PGIM revolutioniert den deutschen Markt für Einfamilienhäuser mit neuem Konzept
Greta JockelPGIM revolutioniert den deutschen Markt für Einfamilienhäuser mit neuem Konzept
PGIM, eine Tochtergesellschaft des US-Versicherers Prudential Financial, steigt in den deutschen Markt für Einfamilienhäuser ein. Dieser Schritt markiert eine bedeutende Wende in einem Segment, das bisher kaum von großen institutionellen Investoren bedient wurde. Das Unternehmen plant, sich auf Reihenhäuser in Pendlerregionen rund um die großen Städte zu konzentrieren.
Der Vorstoß erfolgt zu einem Zeitpunkt, an dem der deutsche Immobilienmarkt an Schwung verliert und Bauträger ohne Vorverkäufe kaum noch Finanzierungen erhalten. PGIM will dieser Entwicklung entgegenwirken, indem es Vorverkäufe teilweise absichert – im Gegenzug für niedrigere Kaufpreise. Kern der Strategie ist der modulaire Bau, der die Errichtung beschleunigt und die Kosten senkt.
Die Entwicklungskosten für die Häuser beziffert PGIM auf 1.900 bis 2.000 Euro pro Quadratmeter. Nach der Fertigstellung sollen die Immobilien jedoch nicht verkauft, sondern langfristig vermietet werden. Die monatlichen Mieten dürften zwischen 1.700 und 1.800 Euro liegen, was 17 bis 18 Euro pro Quadratmeter entspricht.
Das Unternehmen sieht besonders in den Speckgürteln der Großstädte großes Potenzial, wo die Nachfrage nach bezahlbarem Wohnraum für Familien weiterhin hoch ist. Als großvolumiger Investor will PGIM die Entwicklung in einem finanziell angespannten Markt stabilisieren.

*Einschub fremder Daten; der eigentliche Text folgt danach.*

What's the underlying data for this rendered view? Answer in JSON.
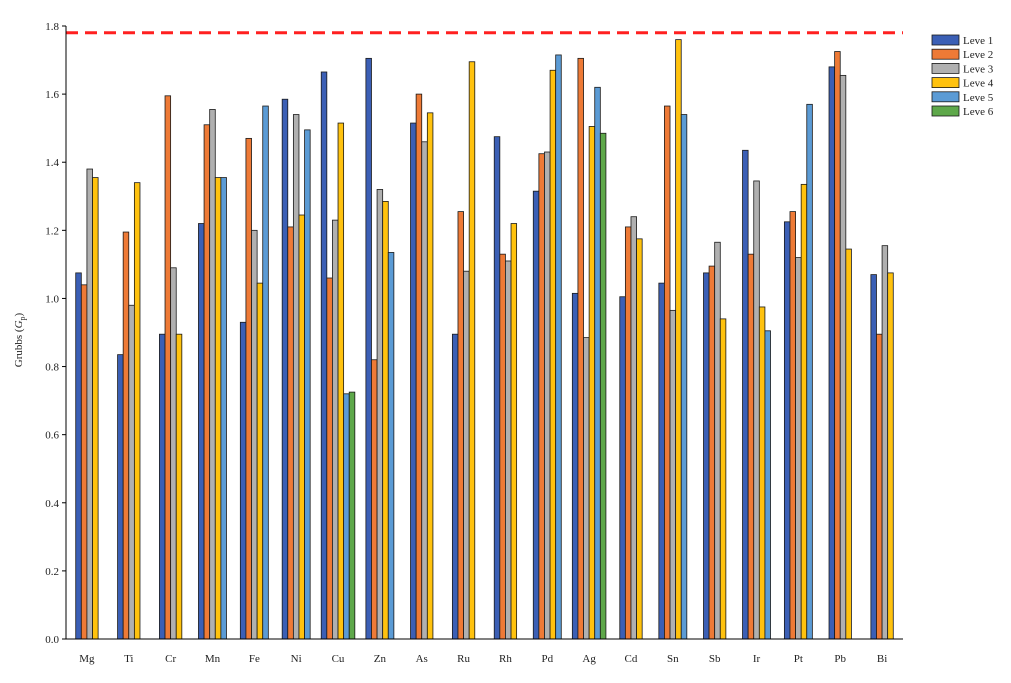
{
  "chart_data": {
    "type": "bar",
    "title": "",
    "xlabel": "",
    "ylabel_main": "Grubbs (",
    "ylabel_symbol": "G",
    "ylabel_sub": "p",
    "ylabel_end": ")",
    "ylim": [
      0,
      1.8
    ],
    "yticks": [
      "0.0",
      "0.2",
      "0.4",
      "0.6",
      "0.8",
      "1.0",
      "1.2",
      "1.4",
      "1.6",
      "1.8"
    ],
    "threshold": 1.78,
    "threshold_color": "#ff2020",
    "legend_position": "top-right",
    "categories": [
      "Mg",
      "Ti",
      "Cr",
      "Mn",
      "Fe",
      "Ni",
      "Cu",
      "Zn",
      "As",
      "Ru",
      "Rh",
      "Pd",
      "Ag",
      "Cd",
      "Sn",
      "Sb",
      "Ir",
      "Pt",
      "Pb",
      "Bi"
    ],
    "series": [
      {
        "name": "Leve 1",
        "color": "#3b5fb5",
        "values": [
          1.075,
          0.835,
          0.895,
          1.22,
          0.93,
          1.585,
          1.665,
          1.705,
          1.515,
          0.895,
          1.475,
          1.315,
          1.015,
          1.005,
          1.045,
          1.075,
          1.435,
          1.225,
          1.68,
          1.07
        ]
      },
      {
        "name": "Leve 2",
        "color": "#ee7a36",
        "values": [
          1.04,
          1.195,
          1.595,
          1.51,
          1.47,
          1.21,
          1.06,
          0.82,
          1.6,
          1.255,
          1.13,
          1.425,
          1.705,
          1.21,
          1.565,
          1.095,
          1.13,
          1.255,
          1.725,
          0.895
        ]
      },
      {
        "name": "Leve 3",
        "color": "#b0b0b0",
        "values": [
          1.38,
          0.98,
          1.09,
          1.555,
          1.2,
          1.54,
          1.23,
          1.32,
          1.46,
          1.08,
          1.11,
          1.43,
          0.885,
          1.24,
          0.965,
          1.165,
          1.345,
          1.12,
          1.655,
          1.155
        ]
      },
      {
        "name": "Leve 4",
        "color": "#ffc20e",
        "values": [
          1.355,
          1.34,
          0.895,
          1.355,
          1.045,
          1.245,
          1.515,
          1.285,
          1.545,
          1.695,
          1.22,
          1.67,
          1.505,
          1.175,
          1.76,
          0.94,
          0.975,
          1.335,
          1.145,
          1.075
        ]
      },
      {
        "name": "Leve 5",
        "color": "#5b9bd5",
        "values": [
          null,
          null,
          null,
          1.355,
          1.565,
          1.495,
          0.72,
          1.135,
          null,
          null,
          null,
          1.715,
          1.62,
          null,
          1.54,
          null,
          0.905,
          1.57,
          null,
          null
        ]
      },
      {
        "name": "Leve 6",
        "color": "#5ea84a",
        "values": [
          null,
          null,
          null,
          null,
          null,
          null,
          0.725,
          null,
          null,
          null,
          null,
          null,
          1.485,
          null,
          null,
          null,
          null,
          null,
          null,
          null
        ]
      }
    ]
  }
}
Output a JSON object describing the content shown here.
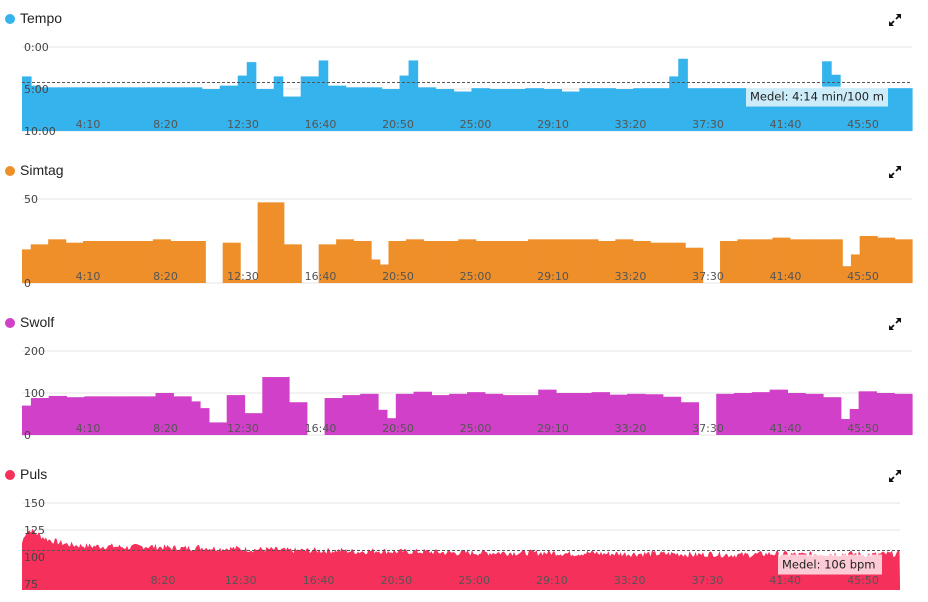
{
  "chart_data": [
    {
      "type": "bar",
      "title": "Tempo",
      "color": "#35b3ec",
      "yticks": [
        "0:00",
        "5:00",
        "10:00"
      ],
      "ylim": [
        0,
        10
      ],
      "inverted_y": true,
      "xticks": [
        "4:10",
        "8:20",
        "12:30",
        "16:40",
        "20:50",
        "25:00",
        "29:10",
        "33:20",
        "37:30",
        "41:40",
        "45:50"
      ],
      "xlim": [
        0,
        49.6
      ],
      "average_label": "Medel: 4:14 min/100 m",
      "average_value": 4.23,
      "values": [
        3.5,
        4.6,
        4.8,
        4.8,
        4.8,
        4.8,
        4.8,
        4.8,
        4.8,
        4.8,
        4.8,
        4.8,
        4.8,
        4.8,
        4.8,
        4.8,
        4.8,
        4.8,
        4.8,
        4.8,
        5.0,
        5.0,
        4.6,
        4.6,
        3.4,
        1.8,
        5.0,
        5.0,
        3.5,
        5.9,
        5.9,
        3.5,
        3.5,
        1.6,
        4.6,
        4.6,
        4.8,
        4.8,
        4.8,
        4.8,
        5.0,
        5.0,
        3.4,
        1.6,
        4.8,
        4.8,
        5.0,
        5.0,
        5.3,
        5.3,
        4.9,
        4.9,
        5.0,
        5.0,
        5.0,
        5.0,
        4.9,
        4.9,
        5.0,
        5.0,
        5.3,
        5.3,
        4.9,
        4.9,
        4.9,
        4.9,
        5.0,
        5.0,
        4.9,
        4.9,
        4.9,
        4.9,
        3.5,
        1.4,
        4.9,
        4.9,
        4.9,
        4.9,
        4.9,
        4.9,
        4.9,
        4.9,
        4.9,
        4.9,
        4.9,
        4.9,
        4.9,
        4.9,
        4.9,
        1.7,
        3.3,
        4.9,
        4.9,
        4.9,
        4.9,
        4.9,
        4.9,
        4.9,
        4.9
      ]
    },
    {
      "type": "bar",
      "title": "Simtag",
      "color": "#ee8f2a",
      "yticks": [
        "50",
        "0"
      ],
      "ylim": [
        0,
        50
      ],
      "xticks": [
        "4:10",
        "8:20",
        "12:30",
        "16:40",
        "20:50",
        "25:00",
        "29:10",
        "33:20",
        "37:30",
        "41:40",
        "45:50"
      ],
      "xlim": [
        0,
        49.6
      ],
      "values": [
        20,
        23,
        23,
        26,
        26,
        24,
        24,
        25,
        25,
        25,
        25,
        25,
        25,
        25,
        25,
        26,
        26,
        25,
        25,
        25,
        25,
        0,
        0,
        24,
        24,
        2,
        2,
        48,
        48,
        48,
        23,
        23,
        0,
        0,
        23,
        23,
        26,
        26,
        25,
        25,
        14,
        11,
        25,
        25,
        26,
        26,
        25,
        25,
        25,
        25,
        26,
        26,
        25,
        25,
        25,
        25,
        25,
        25,
        26,
        26,
        26,
        26,
        26,
        26,
        26,
        26,
        25,
        25,
        26,
        26,
        25,
        25,
        24,
        24,
        24,
        24,
        21,
        21,
        0,
        0,
        25,
        25,
        26,
        26,
        26,
        26,
        27,
        27,
        26,
        26,
        26,
        26,
        26,
        26,
        10,
        17,
        28,
        28,
        27,
        27,
        26,
        26
      ]
    },
    {
      "type": "bar",
      "title": "Swolf",
      "color": "#d140c8",
      "yticks": [
        "200",
        "100",
        "0"
      ],
      "ylim": [
        0,
        200
      ],
      "xticks": [
        "4:10",
        "8:20",
        "12:30",
        "16:40",
        "20:50",
        "25:00",
        "29:10",
        "33:20",
        "37:30",
        "41:40",
        "45:50"
      ],
      "xlim": [
        0,
        49.6
      ],
      "values": [
        70,
        88,
        88,
        93,
        93,
        90,
        90,
        92,
        92,
        92,
        92,
        92,
        92,
        92,
        92,
        100,
        100,
        92,
        92,
        80,
        64,
        30,
        30,
        95,
        95,
        52,
        52,
        138,
        138,
        138,
        78,
        78,
        0,
        0,
        88,
        88,
        95,
        95,
        98,
        98,
        60,
        40,
        98,
        98,
        103,
        103,
        95,
        95,
        98,
        98,
        102,
        102,
        98,
        98,
        95,
        95,
        95,
        95,
        108,
        108,
        100,
        100,
        100,
        100,
        102,
        102,
        96,
        96,
        98,
        98,
        97,
        97,
        91,
        91,
        78,
        78,
        0,
        0,
        98,
        98,
        100,
        100,
        102,
        102,
        108,
        108,
        100,
        100,
        98,
        98,
        90,
        90,
        38,
        62,
        104,
        104,
        100,
        100,
        98,
        98
      ]
    },
    {
      "type": "area",
      "title": "Puls",
      "color": "#f5305a",
      "yticks": [
        "150",
        "125",
        "100",
        "75"
      ],
      "ylim": [
        75,
        150
      ],
      "xticks": [
        "8:20",
        "12:30",
        "16:40",
        "20:50",
        "25:00",
        "29:10",
        "33:20",
        "37:30",
        "41:40",
        "45:50"
      ],
      "xlim": [
        0,
        49.6
      ],
      "average_label": "Medel: 106 bpm",
      "average_value": 106,
      "x": [
        0,
        0.2,
        0.5,
        1,
        1.5,
        2,
        2.5,
        3,
        4,
        5,
        6,
        7,
        8,
        9,
        10,
        11,
        12,
        13,
        14,
        15,
        16,
        17,
        18,
        19,
        20,
        21,
        22,
        23,
        24,
        25,
        26,
        27,
        28,
        29,
        30,
        31,
        32,
        33,
        34,
        35,
        36,
        37,
        38,
        39,
        40,
        41,
        42,
        43,
        44,
        45,
        46,
        47,
        48,
        49,
        49.6
      ],
      "values": [
        113,
        123,
        125,
        120,
        116,
        114,
        112,
        111,
        110,
        110,
        109,
        110,
        109,
        108,
        109,
        108,
        108,
        107,
        107,
        106,
        106,
        106,
        106,
        105,
        106,
        105,
        105,
        105,
        104,
        104,
        104,
        104,
        104,
        104,
        104,
        103,
        104,
        103,
        103,
        103,
        103,
        103,
        102,
        103,
        102,
        102,
        103,
        103,
        102,
        103,
        103,
        103,
        102,
        103,
        103
      ]
    }
  ]
}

Der Markteintritt von PGIM könnte den deutschen Einfamilienhaussektor nachhaltig verändern, indem institutionelle Investitionen in diesem Bereich etabliert werden. Der Fokus auf langfristige Vermietung und modulare Bauweise könnte die Druck auf Bauträger verringern und gleichzeitig das Wohnungsangebot erweitern. Zudem unterstreicht der Schritt die wachsende Rolle internationaler Investoren auf dem deutschen Immobilienmarkt.